More easing seen as China factory survey disappoints
China’s manufacturing sector contracted at its sharpest pace in nine months in August, according to a survey showing falling export orders and rising inventories, a signal that more policy stimulus may be needed to engineer a second half pick-up in growth.
As calls grew louder from analysts and investors for further measures from Beijing to support the economy, China’s central bank today completed its largest weekly injection of funds into the financial system in seven months – a move traders saw as a substitute for a cut in banks’ required reserve ratio.
The HSBC Flash China manufacturing purchasing managers index (PMI) – a preliminary read-out that provides an early peek at data for August – fell to 47.8 this month, its lowest level since November 2011 and well down from July’s final figure of 49.3.
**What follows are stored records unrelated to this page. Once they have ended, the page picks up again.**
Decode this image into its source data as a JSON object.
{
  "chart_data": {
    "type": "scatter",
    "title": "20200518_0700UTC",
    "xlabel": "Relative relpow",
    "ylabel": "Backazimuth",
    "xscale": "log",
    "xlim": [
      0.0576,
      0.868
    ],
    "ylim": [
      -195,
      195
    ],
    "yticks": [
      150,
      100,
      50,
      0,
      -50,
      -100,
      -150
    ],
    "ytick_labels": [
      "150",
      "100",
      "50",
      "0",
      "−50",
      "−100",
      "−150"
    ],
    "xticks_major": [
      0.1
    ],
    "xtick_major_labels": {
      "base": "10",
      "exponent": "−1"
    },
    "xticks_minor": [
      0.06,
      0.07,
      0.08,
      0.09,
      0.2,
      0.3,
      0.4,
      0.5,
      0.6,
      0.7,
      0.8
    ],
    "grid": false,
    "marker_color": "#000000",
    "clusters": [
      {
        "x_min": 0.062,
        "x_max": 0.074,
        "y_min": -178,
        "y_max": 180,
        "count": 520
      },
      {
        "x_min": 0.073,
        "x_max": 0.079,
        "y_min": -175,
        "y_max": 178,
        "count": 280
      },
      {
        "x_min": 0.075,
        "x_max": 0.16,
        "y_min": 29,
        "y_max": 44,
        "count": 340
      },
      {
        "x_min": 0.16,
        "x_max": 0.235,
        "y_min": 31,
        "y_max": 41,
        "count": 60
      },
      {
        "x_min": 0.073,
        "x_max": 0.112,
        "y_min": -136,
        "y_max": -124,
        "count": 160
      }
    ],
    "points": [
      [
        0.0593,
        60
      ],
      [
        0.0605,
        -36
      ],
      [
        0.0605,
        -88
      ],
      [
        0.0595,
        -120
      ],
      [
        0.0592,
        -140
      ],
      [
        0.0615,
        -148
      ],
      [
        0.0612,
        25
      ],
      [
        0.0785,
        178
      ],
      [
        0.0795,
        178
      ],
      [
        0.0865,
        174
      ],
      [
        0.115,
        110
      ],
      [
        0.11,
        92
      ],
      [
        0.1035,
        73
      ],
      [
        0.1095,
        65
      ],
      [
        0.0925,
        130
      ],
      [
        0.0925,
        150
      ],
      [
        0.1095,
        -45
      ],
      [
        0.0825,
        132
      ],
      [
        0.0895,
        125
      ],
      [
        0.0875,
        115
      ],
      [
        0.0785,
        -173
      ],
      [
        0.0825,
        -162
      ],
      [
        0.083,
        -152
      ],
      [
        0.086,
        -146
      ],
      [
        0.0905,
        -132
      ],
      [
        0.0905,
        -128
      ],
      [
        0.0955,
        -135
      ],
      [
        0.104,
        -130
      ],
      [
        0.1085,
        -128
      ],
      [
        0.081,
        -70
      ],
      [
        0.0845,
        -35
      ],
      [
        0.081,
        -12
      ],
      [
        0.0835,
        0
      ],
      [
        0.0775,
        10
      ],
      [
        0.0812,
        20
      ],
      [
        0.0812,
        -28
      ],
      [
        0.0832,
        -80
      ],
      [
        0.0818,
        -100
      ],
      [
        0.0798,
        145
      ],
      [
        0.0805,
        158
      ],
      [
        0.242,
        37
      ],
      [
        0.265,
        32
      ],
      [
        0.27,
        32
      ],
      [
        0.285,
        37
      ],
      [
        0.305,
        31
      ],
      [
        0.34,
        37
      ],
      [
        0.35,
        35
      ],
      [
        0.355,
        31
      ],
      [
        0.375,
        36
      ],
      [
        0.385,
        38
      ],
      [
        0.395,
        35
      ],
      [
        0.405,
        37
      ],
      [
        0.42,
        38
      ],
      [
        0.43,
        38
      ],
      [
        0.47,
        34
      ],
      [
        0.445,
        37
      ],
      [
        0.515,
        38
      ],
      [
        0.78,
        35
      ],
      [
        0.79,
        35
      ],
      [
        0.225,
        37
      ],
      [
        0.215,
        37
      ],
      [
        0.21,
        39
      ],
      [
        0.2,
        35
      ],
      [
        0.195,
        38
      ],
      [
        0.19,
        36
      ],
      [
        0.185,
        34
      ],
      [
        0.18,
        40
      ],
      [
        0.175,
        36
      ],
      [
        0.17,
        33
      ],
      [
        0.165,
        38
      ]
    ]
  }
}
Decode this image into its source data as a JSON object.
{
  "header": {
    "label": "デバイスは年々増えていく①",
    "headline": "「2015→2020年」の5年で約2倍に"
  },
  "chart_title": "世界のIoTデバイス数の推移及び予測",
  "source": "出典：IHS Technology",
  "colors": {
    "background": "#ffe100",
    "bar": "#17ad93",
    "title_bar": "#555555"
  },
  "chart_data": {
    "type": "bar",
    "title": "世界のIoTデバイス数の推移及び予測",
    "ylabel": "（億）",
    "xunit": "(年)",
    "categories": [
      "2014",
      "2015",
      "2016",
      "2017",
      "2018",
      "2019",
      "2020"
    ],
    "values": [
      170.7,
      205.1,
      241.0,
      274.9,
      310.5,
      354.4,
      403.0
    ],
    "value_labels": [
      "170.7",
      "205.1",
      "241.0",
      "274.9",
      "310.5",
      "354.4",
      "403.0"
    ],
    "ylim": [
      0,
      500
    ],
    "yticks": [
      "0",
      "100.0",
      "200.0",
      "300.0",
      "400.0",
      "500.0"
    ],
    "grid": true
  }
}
“Inventory numbers are the highest on record. Orders to inventory are the lowest since December 2008. Foreign orders to inventory are the lowest since January 2009. It’s very hard to put a positive spin on anything within the data,” said Robert Rennie, chief currency strategist at Westpac Bank in Sydney.
“Bottom line – a very poor update with some very poor China data to come.”
Falling demand from debt-ridden Europe, China’s single biggest export market, has put the Chinese economy under pressure, with the ripples now being felt throughout eastern Asia.